What are animations in React Native?
Animations bring an app to life: transitions, springs, and gestures-driven motion. The Reanimated library runs animations on the native UI thread, so they stay smooth at 60fps even when the JavaScript thread is busy. It is the standard for serious mobile motion.
Why it matters
Smooth, purposeful animation is a large part of what makes an app feel premium rather than cheap. The catch is performance: animation driven from the JS thread stutters whenever JS is busy. Knowing how to run motion on the native thread is what separates polished apps from janky ones.
What to learn
- The Animated API versus Reanimated
- Why the native UI thread matters for smoothness
- Shared values and animated styles
- Springs, timings, and easing
- Layout animations
- Driving animation from gestures
- Keeping animation off the JS thread
Common pitfall
Animating with state updates and setState on every frame, which floods the JS
thread and drops frames. Animation should run on the native thread via
Reanimated's shared values and animated styles, not by re-rendering React on each
frame.

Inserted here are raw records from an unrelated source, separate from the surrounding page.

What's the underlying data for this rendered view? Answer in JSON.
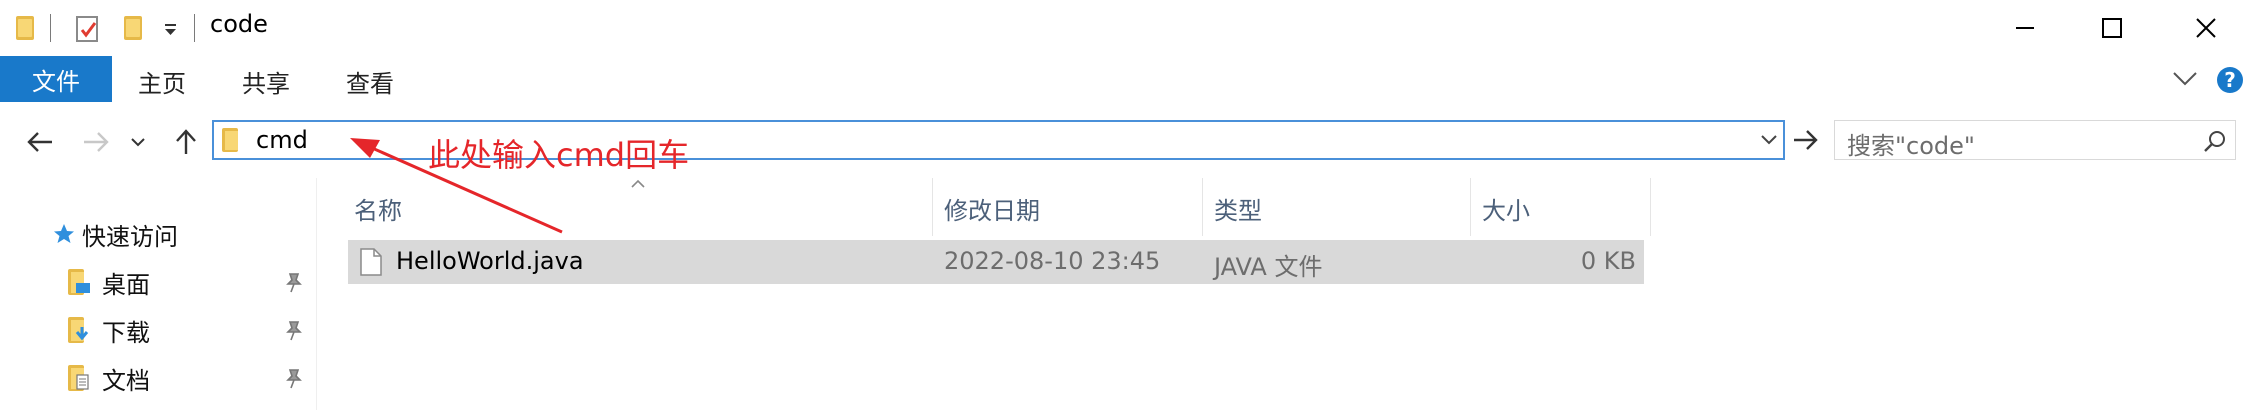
{
  "window": {
    "title": "code"
  },
  "ribbon": {
    "file_tab": "文件",
    "tabs": [
      "主页",
      "共享",
      "查看"
    ]
  },
  "address_bar": {
    "value": "cmd"
  },
  "search": {
    "placeholder": "搜索\"code\""
  },
  "annotation": {
    "text": "此处输入cmd回车",
    "color": "#e5262a"
  },
  "nav_pane": {
    "quick_access": "快速访问",
    "items": [
      {
        "label": "桌面",
        "icon": "desktop-folder-icon",
        "pinned": true
      },
      {
        "label": "下载",
        "icon": "downloads-folder-icon",
        "pinned": true
      },
      {
        "label": "文档",
        "icon": "documents-folder-icon",
        "pinned": true
      }
    ]
  },
  "file_list": {
    "columns": [
      "名称",
      "修改日期",
      "类型",
      "大小"
    ],
    "rows": [
      {
        "name": "HelloWorld.java",
        "modified": "2022-08-10 23:45",
        "type": "JAVA 文件",
        "size": "0 KB"
      }
    ]
  },
  "colors": {
    "accent": "#1979ca",
    "address_border": "#4a90d9",
    "selected_row": "#d9d9d9"
  }
}
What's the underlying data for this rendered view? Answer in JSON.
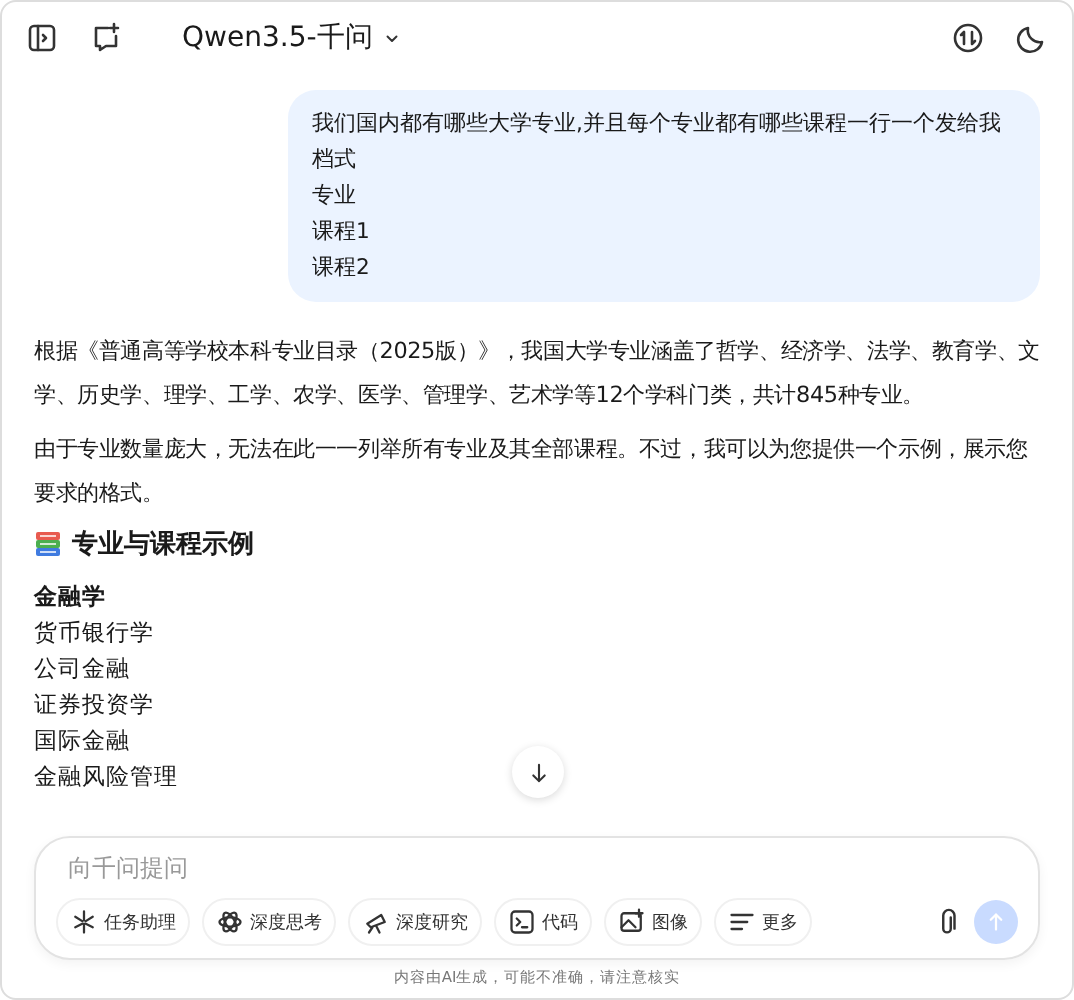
{
  "header": {
    "model": "Qwen3.5-千问"
  },
  "user_message": {
    "lines": [
      "我们国内都有哪些大学专业,并且每个专业都有哪些课程一行一个发给我",
      "档式",
      "专业",
      "课程1",
      "课程2"
    ]
  },
  "answer": {
    "paragraphs": [
      "根据《普通高等学校本科专业目录（2025版）》，我国大学专业涵盖了哲学、经济学、法学、教育学、文学、历史学、理学、工学、农学、医学、管理学、艺术学等12个学科门类，共计845种专业。",
      "由于专业数量庞大，无法在此一一列举所有专业及其全部课程。不过，我可以为您提供一个示例，展示您要求的格式。"
    ],
    "heading": "专业与课程示例",
    "major": "金融学",
    "courses": [
      "货币银行学",
      "公司金融",
      "证券投资学",
      "国际金融",
      "金融风险管理"
    ]
  },
  "composer": {
    "placeholder": "向千问提问",
    "chips": [
      {
        "kind": "agent",
        "label": "任务助理"
      },
      {
        "kind": "think",
        "label": "深度思考"
      },
      {
        "kind": "research",
        "label": "深度研究"
      },
      {
        "kind": "code",
        "label": "代码"
      },
      {
        "kind": "image",
        "label": "图像"
      },
      {
        "kind": "more",
        "label": "更多"
      }
    ],
    "send_disabled": true
  },
  "disclaimer": "内容由AI生成，可能不准确，请注意核实"
}
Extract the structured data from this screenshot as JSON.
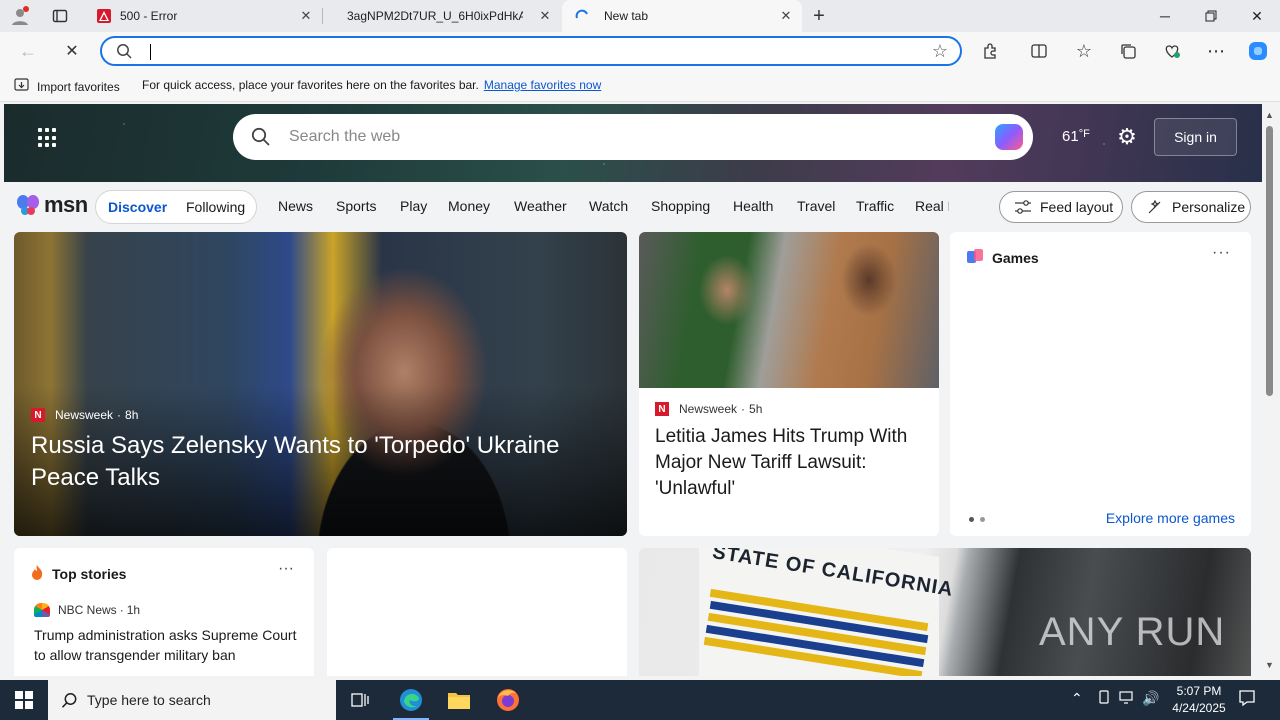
{
  "browser": {
    "tabs": [
      {
        "title": "500 - Error"
      },
      {
        "title": "3agNPM2Dt7UR_U_6H0ixPdHkAf"
      },
      {
        "title": "New tab"
      }
    ],
    "address": {
      "value": "",
      "placeholder": ""
    }
  },
  "favorites_bar": {
    "import_label": "Import favorites",
    "hint": "For quick access, place your favorites here on the favorites bar.",
    "manage_link": "Manage favorites now"
  },
  "msn": {
    "search_placeholder": "Search the web",
    "temperature": "61",
    "temp_unit": "°F",
    "sign_in": "Sign in",
    "logo": "msn",
    "tabs": [
      "Discover",
      "Following"
    ],
    "nav": [
      "News",
      "Sports",
      "Play",
      "Money",
      "Weather",
      "Watch",
      "Shopping",
      "Health",
      "Travel",
      "Traffic",
      "Real E"
    ],
    "feed_layout": "Feed layout",
    "personalize": "Personalize"
  },
  "lead_story": {
    "source": "Newsweek",
    "age": "8h",
    "title": "Russia Says Zelensky Wants to 'Torpedo' Ukraine Peace Talks"
  },
  "mid_story": {
    "source": "Newsweek",
    "age": "5h",
    "title": "Letitia James Hits Trump With Major New Tariff Lawsuit: 'Unlawful'"
  },
  "games": {
    "title": "Games",
    "explore": "Explore more games"
  },
  "top_stories": {
    "title": "Top stories",
    "source": "NBC News",
    "age": "1h",
    "headline": "Trump administration asks Supreme Court to allow transgender military ban"
  },
  "image_text": {
    "dmv_sign": "STATE OF CALIFORNIA",
    "watermark": "ANY RUN"
  },
  "taskbar": {
    "search_placeholder": "Type here to search",
    "time": "5:07 PM",
    "date": "4/24/2025"
  },
  "colors": {
    "accent": "#0b57d0",
    "newsweek": "#d6192b",
    "taskbar": "#1c2a3a"
  }
}
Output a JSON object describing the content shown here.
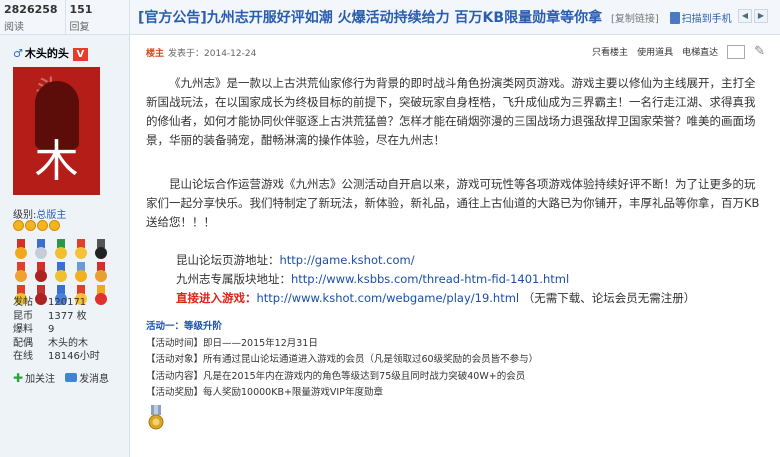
{
  "header": {
    "views": "2826258",
    "views_label": "阅读",
    "replies": "151",
    "replies_label": "回复",
    "title": "[官方公告]九州志开服好评如潮 火爆活动持续给力 百万KB限量勋章等你拿",
    "copy_link": "[复制链接]",
    "phone_label": "扫描到手机"
  },
  "user": {
    "name": "木头的头",
    "v": "V",
    "avatar_char": "木",
    "level_label": "级别:",
    "level": "总版主",
    "stats": [
      {
        "k": "发帖",
        "v": "120171"
      },
      {
        "k": "昆币",
        "v": "1377 枚"
      },
      {
        "k": "爆料",
        "v": "9"
      },
      {
        "k": "配偶",
        "v": "木头的木"
      },
      {
        "k": "在线",
        "v": "18146小时"
      }
    ],
    "follow_label": "加关注",
    "msg_label": "发消息"
  },
  "post": {
    "op_label": "楼主",
    "date": "发表于：2014-12-24",
    "tools": [
      "只看楼主",
      "使用道具",
      "电梯直达"
    ],
    "para1": "《九州志》是一款以上古洪荒仙家修行为背景的即时战斗角色扮演类网页游戏。游戏主要以修仙为主线展开，主打全新国战玩法，在以国家成长为终极目标的前提下，突破玩家自身桎梏，飞升成仙成为三界霸主！一名行走江湖、求得真我的修仙者，如何才能协同伙伴驱逐上古洪荒猛兽？怎样才能在硝烟弥漫的三国战场力退强敌捍卫国家荣誉？唯美的画面场景，华丽的装备骑宠，酣畅淋漓的操作体验，尽在九州志！",
    "para2": "昆山论坛合作运营游戏《九州志》公测活动自开启以来，游戏可玩性等各项游戏体验持续好评不断！为了让更多的玩家们一起分享快乐。我们特制定了新玩法，新体验，新礼品，通往上古仙道的大路已为你铺开，丰厚礼品等你拿，百万KB送给您！！！",
    "site_label": "昆山论坛页游地址：",
    "site_url": "http://game.kshot.com/",
    "board_label": "九州志专属版块地址：",
    "board_url": "http://www.ksbbs.com/thread-htm-fid-1401.html",
    "direct_label": "直接进入游戏：",
    "direct_url": "http://www.kshot.com/webgame/play/19.html",
    "direct_note": "（无需下载、论坛会员无需注册）"
  },
  "activity": {
    "title": "活动一：等级升阶",
    "lines": [
      "【活动时间】即日——2015年12月31日",
      "【活动对象】所有通过昆山论坛通道进入游戏的会员（凡是领取过60级奖励的会员皆不参与）",
      "【活动内容】凡是在2015年内在游戏内的角色等级达到75级且同时战力突破40W+的会员",
      "【活动奖励】每人奖励10000KB+限量游戏VIP年度勋章"
    ]
  },
  "colors": {
    "accent": "#2a5db0",
    "link": "#1b4fa8",
    "alert": "#e0241c",
    "sidebar_bg": "#eef3f8"
  }
}
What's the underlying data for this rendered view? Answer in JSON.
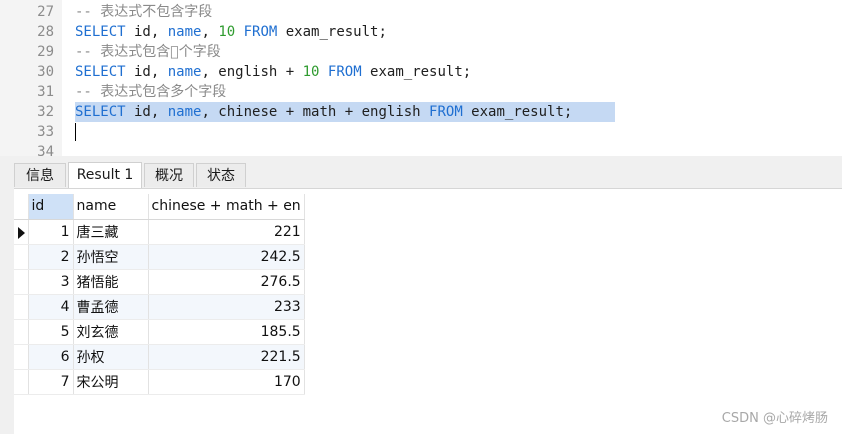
{
  "editor": {
    "line_numbers": [
      "27",
      "28",
      "29",
      "30",
      "31",
      "32",
      "33",
      "34"
    ],
    "lines": [
      {
        "type": "comment",
        "text": "-- 表达式不包含字段"
      },
      {
        "type": "code",
        "tokens": [
          {
            "k": "kw",
            "t": "SELECT"
          },
          {
            "k": "id",
            "t": " id, "
          },
          {
            "k": "kw",
            "t": "name"
          },
          {
            "k": "id",
            "t": ", "
          },
          {
            "k": "num",
            "t": "10"
          },
          {
            "k": "id",
            "t": " "
          },
          {
            "k": "kw",
            "t": "FROM"
          },
          {
            "k": "id",
            "t": " exam_result;"
          }
        ]
      },
      {
        "type": "comment",
        "text": "-- 表达式包含￿个字段"
      },
      {
        "type": "code",
        "tokens": [
          {
            "k": "kw",
            "t": "SELECT"
          },
          {
            "k": "id",
            "t": " id, "
          },
          {
            "k": "kw",
            "t": "name"
          },
          {
            "k": "id",
            "t": ", english + "
          },
          {
            "k": "num",
            "t": "10"
          },
          {
            "k": "id",
            "t": " "
          },
          {
            "k": "kw",
            "t": "FROM"
          },
          {
            "k": "id",
            "t": " exam_result;"
          }
        ]
      },
      {
        "type": "comment",
        "text": "-- 表达式包含多个字段"
      },
      {
        "type": "code",
        "tokens": [
          {
            "k": "kw",
            "t": "SELECT"
          },
          {
            "k": "id",
            "t": " id, "
          },
          {
            "k": "kw",
            "t": "name"
          },
          {
            "k": "id",
            "t": ", chinese + math + english "
          },
          {
            "k": "kw",
            "t": "FROM"
          },
          {
            "k": "id",
            "t": " exam_result;"
          }
        ]
      },
      {
        "type": "empty",
        "text": ""
      },
      {
        "type": "empty",
        "text": ""
      }
    ]
  },
  "tabs": [
    {
      "label": "信息",
      "active": false
    },
    {
      "label": "Result 1",
      "active": true
    },
    {
      "label": "概况",
      "active": false
    },
    {
      "label": "状态",
      "active": false
    }
  ],
  "grid": {
    "columns": [
      "id",
      "name",
      "chinese + math + en"
    ],
    "rows": [
      {
        "id": "1",
        "name": "唐三藏",
        "total": "221"
      },
      {
        "id": "2",
        "name": "孙悟空",
        "total": "242.5"
      },
      {
        "id": "3",
        "name": "猪悟能",
        "total": "276.5"
      },
      {
        "id": "4",
        "name": "曹孟德",
        "total": "233"
      },
      {
        "id": "5",
        "name": "刘玄德",
        "total": "185.5"
      },
      {
        "id": "6",
        "name": "孙权",
        "total": "221.5"
      },
      {
        "id": "7",
        "name": "宋公明",
        "total": "170"
      }
    ]
  },
  "watermark": "CSDN @心碎烤肠"
}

State-driven per-frame animation is the classic cause of mobile jank.
Resources
Primary (free):
- Reanimated — Documentation · docs
- React Native — Animations · docs
- William Candillon — Can it be done in RN · video
Practice
Animate a card with Reanimated: a spring scale on press and a smooth entrance, using shared values and animated styles rather than state. Confirm it stays smooth while the JS thread does other work. Done when the animation runs on the native thread and does not stutter.
Outcomes
- Animate with Reanimated shared values and animated styles.
- Explain why native-thread animation stays smooth.
- Use springs, timings, and layout animations.
- Avoid state-driven per-frame animation.